By Anita Srikameswaran
University of Pittsburgh neuroscientists got the green light this week from the Aligning Science Against Parkinson’s (ASAP) initiative to blaze a little-used trail through the brain that might circumvent the missteps caused by Parkinson’s disease.
The research project, “Basal Ganglia Circuits in Parkinson’s disease,” which began in 2021 with a $12 million, three-year ASAP award, leverages the observation that individuals with Parkinson’s disease can move normally under special circumstances, a phenomenon known as paradoxical kinesia, and that symptoms are sometimes alleviated by placebos, said principal investigator Peter L. Strick, Dr. Thomas Detre Professor of Neuroscience and chair of the Department of Neurobiology at Pitt School of Medicine. The project was awarded an additional $8 million this week.
The disease is typically characterized by progressive disability: walking slows, motion stiffens, and hands tremble due to the death of nerve cells in the basal ganglia area of the brain. Yet sometimes during intense emotion, Parkinson’s-affected individuals can easily run from fires or ride a bicycle.
Strick and his team hypothesized that this restoration of normal movement is possible because of a neuronal pathway they call the Open Loop Circuit (OLC), which provides an alternate route from the basal ganglia to the motor cortex to generate movement.
“With our initial ASAP grant, we showed that the OLC exists in monkeys and humans and that the neurons in this circuit provide a motor command signal that can contribute to movement planning and initiation,” he said. “We found also that the OLC remains intact in parkinsonian monkeys.”
During the next two years of the project, the team will determine whether the OLC continues to function in people with Parkinson’s disease with specialized brain imaging studies, see if it can be stimulated in monkeys to restore movement, and examine the molecular signatures of circuit neurons.
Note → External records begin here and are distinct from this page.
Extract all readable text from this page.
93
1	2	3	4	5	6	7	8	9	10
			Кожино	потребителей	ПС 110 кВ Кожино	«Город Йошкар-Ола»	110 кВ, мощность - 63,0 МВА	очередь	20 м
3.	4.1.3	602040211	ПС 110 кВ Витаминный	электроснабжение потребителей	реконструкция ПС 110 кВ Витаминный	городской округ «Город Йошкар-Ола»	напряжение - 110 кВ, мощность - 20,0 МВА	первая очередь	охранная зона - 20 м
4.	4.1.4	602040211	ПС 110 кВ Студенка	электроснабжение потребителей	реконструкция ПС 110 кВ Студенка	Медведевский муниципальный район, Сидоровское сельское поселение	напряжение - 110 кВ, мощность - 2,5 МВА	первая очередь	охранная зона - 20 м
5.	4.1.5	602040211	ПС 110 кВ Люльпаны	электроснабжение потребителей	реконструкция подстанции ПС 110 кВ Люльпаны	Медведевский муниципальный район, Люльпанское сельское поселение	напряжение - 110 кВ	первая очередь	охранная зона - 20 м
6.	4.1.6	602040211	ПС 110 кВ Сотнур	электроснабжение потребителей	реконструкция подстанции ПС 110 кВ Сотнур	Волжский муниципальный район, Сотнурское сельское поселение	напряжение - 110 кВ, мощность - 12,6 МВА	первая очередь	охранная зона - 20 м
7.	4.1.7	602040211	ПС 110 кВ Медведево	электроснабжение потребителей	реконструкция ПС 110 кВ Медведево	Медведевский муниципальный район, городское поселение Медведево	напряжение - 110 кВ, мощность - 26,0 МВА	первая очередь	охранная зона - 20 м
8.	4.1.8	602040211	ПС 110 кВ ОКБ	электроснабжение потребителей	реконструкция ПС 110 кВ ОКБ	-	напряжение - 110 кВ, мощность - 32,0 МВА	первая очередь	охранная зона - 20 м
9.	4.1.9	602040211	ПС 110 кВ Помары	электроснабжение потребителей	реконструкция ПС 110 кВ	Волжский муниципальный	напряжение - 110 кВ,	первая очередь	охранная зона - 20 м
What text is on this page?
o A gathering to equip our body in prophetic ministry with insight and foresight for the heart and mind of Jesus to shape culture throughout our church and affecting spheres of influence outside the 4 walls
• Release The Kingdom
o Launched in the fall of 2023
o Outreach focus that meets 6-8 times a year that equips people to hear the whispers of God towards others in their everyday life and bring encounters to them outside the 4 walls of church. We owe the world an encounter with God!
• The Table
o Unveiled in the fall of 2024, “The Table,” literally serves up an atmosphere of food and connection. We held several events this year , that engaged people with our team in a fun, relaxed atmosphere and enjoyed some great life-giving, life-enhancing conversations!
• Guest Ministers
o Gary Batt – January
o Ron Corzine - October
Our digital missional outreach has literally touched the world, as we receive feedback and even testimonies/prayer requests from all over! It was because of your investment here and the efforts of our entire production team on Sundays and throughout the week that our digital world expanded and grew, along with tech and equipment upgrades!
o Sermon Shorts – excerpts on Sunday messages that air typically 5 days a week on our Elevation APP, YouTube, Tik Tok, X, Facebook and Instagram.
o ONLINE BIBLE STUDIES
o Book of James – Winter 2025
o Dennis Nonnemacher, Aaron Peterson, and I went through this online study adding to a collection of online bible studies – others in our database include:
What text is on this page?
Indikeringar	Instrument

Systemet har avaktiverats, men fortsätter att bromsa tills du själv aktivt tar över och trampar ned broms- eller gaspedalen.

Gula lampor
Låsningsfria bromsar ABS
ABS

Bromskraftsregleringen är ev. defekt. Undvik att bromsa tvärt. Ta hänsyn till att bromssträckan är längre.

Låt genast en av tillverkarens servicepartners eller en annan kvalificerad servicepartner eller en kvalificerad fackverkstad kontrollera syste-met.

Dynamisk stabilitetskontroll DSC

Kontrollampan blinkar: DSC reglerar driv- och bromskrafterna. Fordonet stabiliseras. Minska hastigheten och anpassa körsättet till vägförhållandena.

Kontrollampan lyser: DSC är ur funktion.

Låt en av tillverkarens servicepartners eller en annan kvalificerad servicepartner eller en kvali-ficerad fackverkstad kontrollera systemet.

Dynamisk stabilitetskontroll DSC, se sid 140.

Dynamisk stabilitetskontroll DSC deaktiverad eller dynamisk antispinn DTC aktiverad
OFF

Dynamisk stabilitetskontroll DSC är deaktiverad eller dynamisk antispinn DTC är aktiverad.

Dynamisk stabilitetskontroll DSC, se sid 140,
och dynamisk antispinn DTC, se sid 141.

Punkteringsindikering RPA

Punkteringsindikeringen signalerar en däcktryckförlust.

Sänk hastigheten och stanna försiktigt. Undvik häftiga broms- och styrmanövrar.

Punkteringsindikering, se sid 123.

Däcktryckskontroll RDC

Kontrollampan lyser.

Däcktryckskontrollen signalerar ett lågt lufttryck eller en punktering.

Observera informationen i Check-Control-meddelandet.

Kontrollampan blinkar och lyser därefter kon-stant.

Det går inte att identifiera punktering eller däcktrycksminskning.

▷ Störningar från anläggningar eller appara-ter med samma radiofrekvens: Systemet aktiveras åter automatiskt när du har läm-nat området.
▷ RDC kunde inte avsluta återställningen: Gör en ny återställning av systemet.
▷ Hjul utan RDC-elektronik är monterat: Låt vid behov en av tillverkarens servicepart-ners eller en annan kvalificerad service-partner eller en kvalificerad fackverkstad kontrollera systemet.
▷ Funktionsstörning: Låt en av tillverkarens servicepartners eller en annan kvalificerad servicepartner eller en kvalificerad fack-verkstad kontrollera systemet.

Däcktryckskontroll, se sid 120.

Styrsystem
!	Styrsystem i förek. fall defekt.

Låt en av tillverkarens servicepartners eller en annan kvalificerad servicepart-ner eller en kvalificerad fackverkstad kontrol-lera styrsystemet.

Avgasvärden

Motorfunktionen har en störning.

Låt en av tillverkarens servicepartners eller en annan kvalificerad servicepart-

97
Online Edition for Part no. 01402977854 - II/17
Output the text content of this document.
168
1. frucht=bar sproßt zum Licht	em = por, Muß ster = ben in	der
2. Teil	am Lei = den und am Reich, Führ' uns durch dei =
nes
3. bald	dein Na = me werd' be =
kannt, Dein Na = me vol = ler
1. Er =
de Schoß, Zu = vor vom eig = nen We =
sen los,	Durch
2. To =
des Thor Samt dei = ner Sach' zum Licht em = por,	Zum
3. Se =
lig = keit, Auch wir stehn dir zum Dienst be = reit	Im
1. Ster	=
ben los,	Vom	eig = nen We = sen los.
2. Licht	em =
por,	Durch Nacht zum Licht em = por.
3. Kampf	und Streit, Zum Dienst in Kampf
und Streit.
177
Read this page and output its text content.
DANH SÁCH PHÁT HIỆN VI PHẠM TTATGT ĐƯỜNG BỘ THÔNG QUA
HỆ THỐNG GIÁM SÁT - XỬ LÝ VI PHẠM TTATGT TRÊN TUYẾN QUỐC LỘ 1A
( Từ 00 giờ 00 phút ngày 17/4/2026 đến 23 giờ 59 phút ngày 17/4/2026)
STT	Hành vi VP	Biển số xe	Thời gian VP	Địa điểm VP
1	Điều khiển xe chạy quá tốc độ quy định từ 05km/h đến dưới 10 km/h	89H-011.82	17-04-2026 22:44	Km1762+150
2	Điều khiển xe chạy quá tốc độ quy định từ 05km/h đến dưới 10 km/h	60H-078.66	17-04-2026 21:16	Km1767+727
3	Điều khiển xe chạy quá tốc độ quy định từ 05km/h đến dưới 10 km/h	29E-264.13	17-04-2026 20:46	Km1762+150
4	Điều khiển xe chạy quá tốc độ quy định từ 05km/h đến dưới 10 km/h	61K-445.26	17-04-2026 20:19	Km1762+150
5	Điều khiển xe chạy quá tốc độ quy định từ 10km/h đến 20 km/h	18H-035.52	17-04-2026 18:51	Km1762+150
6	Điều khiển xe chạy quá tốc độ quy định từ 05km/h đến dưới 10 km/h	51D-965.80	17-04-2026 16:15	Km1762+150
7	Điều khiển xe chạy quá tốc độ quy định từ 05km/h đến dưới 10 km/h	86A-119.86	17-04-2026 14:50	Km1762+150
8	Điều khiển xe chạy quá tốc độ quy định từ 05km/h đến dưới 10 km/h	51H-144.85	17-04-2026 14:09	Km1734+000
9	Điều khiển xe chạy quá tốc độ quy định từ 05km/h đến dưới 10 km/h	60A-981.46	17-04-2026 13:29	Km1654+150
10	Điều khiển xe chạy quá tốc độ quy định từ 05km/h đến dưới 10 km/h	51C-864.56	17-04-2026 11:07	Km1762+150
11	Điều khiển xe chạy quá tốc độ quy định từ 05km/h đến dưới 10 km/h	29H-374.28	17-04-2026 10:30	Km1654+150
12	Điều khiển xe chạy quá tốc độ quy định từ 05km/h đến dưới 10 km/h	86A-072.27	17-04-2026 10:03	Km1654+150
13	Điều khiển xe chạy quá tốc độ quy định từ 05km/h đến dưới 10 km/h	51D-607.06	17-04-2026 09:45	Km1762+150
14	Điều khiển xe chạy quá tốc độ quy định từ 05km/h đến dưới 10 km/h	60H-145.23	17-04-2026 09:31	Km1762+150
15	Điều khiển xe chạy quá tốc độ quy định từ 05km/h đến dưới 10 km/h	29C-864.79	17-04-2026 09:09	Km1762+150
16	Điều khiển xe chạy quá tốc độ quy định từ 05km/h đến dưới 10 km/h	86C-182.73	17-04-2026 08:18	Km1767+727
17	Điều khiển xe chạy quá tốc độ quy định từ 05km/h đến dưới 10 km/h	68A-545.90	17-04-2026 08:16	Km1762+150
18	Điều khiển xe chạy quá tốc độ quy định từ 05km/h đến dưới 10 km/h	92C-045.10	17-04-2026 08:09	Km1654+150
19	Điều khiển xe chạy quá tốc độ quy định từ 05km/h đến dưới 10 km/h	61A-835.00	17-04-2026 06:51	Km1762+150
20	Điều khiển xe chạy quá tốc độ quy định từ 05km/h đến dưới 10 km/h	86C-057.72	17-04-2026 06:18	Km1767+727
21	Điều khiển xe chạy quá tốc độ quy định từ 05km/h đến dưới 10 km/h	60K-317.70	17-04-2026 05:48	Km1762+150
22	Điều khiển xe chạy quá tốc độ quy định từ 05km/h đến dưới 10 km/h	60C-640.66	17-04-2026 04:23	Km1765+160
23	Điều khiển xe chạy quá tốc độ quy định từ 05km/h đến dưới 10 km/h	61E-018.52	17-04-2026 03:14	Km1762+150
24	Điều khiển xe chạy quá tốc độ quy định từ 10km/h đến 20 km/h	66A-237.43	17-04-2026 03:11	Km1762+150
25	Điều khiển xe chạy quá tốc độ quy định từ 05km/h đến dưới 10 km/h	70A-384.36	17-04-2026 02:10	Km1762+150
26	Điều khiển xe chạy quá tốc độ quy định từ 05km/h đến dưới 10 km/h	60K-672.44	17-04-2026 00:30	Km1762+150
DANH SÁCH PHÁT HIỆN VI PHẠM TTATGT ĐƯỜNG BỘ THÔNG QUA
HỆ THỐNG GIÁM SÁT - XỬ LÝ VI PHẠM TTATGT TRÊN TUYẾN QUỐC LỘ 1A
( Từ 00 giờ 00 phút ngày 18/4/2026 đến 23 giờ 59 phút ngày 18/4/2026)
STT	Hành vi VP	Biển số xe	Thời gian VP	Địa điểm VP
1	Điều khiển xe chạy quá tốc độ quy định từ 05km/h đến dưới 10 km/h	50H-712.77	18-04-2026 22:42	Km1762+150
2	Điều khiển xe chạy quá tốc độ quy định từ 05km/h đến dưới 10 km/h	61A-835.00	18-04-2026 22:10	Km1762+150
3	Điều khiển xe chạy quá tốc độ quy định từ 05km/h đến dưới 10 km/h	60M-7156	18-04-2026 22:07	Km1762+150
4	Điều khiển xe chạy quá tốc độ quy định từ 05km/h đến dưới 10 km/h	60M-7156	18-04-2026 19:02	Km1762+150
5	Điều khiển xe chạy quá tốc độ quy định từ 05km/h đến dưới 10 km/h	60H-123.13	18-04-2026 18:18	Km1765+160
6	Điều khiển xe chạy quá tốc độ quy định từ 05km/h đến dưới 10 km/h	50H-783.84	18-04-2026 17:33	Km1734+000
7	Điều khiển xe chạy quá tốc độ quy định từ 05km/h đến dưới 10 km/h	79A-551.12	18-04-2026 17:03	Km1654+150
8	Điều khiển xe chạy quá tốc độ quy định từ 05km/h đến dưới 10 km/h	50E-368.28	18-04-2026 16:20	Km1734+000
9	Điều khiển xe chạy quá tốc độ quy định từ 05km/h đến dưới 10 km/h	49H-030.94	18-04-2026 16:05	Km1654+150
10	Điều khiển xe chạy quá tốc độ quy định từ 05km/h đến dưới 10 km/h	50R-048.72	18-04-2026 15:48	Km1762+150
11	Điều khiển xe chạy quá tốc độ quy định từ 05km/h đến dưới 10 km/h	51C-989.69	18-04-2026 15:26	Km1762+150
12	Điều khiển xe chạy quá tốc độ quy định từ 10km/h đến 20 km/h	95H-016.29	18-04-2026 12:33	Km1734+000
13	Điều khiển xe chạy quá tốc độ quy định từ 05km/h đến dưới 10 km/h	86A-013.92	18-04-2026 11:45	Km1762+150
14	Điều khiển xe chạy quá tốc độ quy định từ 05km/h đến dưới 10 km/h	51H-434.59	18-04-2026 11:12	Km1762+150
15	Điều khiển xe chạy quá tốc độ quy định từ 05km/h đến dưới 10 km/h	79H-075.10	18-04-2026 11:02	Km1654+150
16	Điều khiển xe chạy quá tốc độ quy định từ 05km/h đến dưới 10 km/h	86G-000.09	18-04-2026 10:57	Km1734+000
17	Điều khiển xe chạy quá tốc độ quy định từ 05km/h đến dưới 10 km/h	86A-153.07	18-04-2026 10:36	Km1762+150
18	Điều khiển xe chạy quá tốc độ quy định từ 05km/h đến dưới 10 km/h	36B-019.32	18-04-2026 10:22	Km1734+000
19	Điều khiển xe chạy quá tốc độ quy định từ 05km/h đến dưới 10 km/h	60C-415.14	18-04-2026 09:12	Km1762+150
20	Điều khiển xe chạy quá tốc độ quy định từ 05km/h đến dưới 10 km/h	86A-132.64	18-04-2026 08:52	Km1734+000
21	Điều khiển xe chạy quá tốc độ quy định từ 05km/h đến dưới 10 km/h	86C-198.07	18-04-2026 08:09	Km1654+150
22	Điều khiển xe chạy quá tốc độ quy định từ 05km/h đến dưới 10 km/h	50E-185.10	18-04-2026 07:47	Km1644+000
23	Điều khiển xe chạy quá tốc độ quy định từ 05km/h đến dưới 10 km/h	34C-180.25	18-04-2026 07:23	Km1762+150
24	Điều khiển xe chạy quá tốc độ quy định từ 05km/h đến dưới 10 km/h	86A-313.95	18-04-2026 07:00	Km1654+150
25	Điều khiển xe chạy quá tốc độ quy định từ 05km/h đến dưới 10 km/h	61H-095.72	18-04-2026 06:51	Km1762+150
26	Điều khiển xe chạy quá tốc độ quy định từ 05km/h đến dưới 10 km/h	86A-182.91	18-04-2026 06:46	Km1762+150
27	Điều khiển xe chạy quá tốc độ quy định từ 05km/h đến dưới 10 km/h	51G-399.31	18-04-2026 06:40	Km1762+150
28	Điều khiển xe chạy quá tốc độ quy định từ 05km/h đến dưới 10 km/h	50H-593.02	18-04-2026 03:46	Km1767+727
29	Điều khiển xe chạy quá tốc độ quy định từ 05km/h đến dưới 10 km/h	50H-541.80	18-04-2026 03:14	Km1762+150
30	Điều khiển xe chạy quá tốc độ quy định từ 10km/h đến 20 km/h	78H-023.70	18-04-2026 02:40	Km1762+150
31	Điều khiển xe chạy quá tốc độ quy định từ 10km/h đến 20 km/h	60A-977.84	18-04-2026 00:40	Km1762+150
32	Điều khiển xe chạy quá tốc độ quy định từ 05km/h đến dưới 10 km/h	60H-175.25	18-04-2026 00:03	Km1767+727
If successful, they will test whether activating the OLC with deep brain stimulation can provide new therapies.
Exploring neural circuitry could lead to discoveries of great impact, said Strick, who pioneered brain mapping. “What we know about brain connections right now is just the tip of the iceberg,” he said. “We learn something new from every experiment we do, something fundamental about how the brain works.”
The team includes Professor Robert Turner, Assistant Professor William R. Stauffer and Research Assistant Professor Andreea Bostan, Department of Neurobiology, School of Medicine, and Helen Schwerdt, assistant professor of bioengineering, Swanson School of Engineering, all from Pitt; and neuroscientist-clinician Scott Grafton of the University of California, Santa Barbara.
ASAP is a coordinated research initiative to advance targeted basic research for Parkinson’s disease. Its mission is to accelerate the pace of discovery and inform the path to a cure through collaboration, research-enabling resources, and data sharing. The Michael J. Fox Foundation for Parkinson’s Research is ASAP’s implementation partner and issued the grant.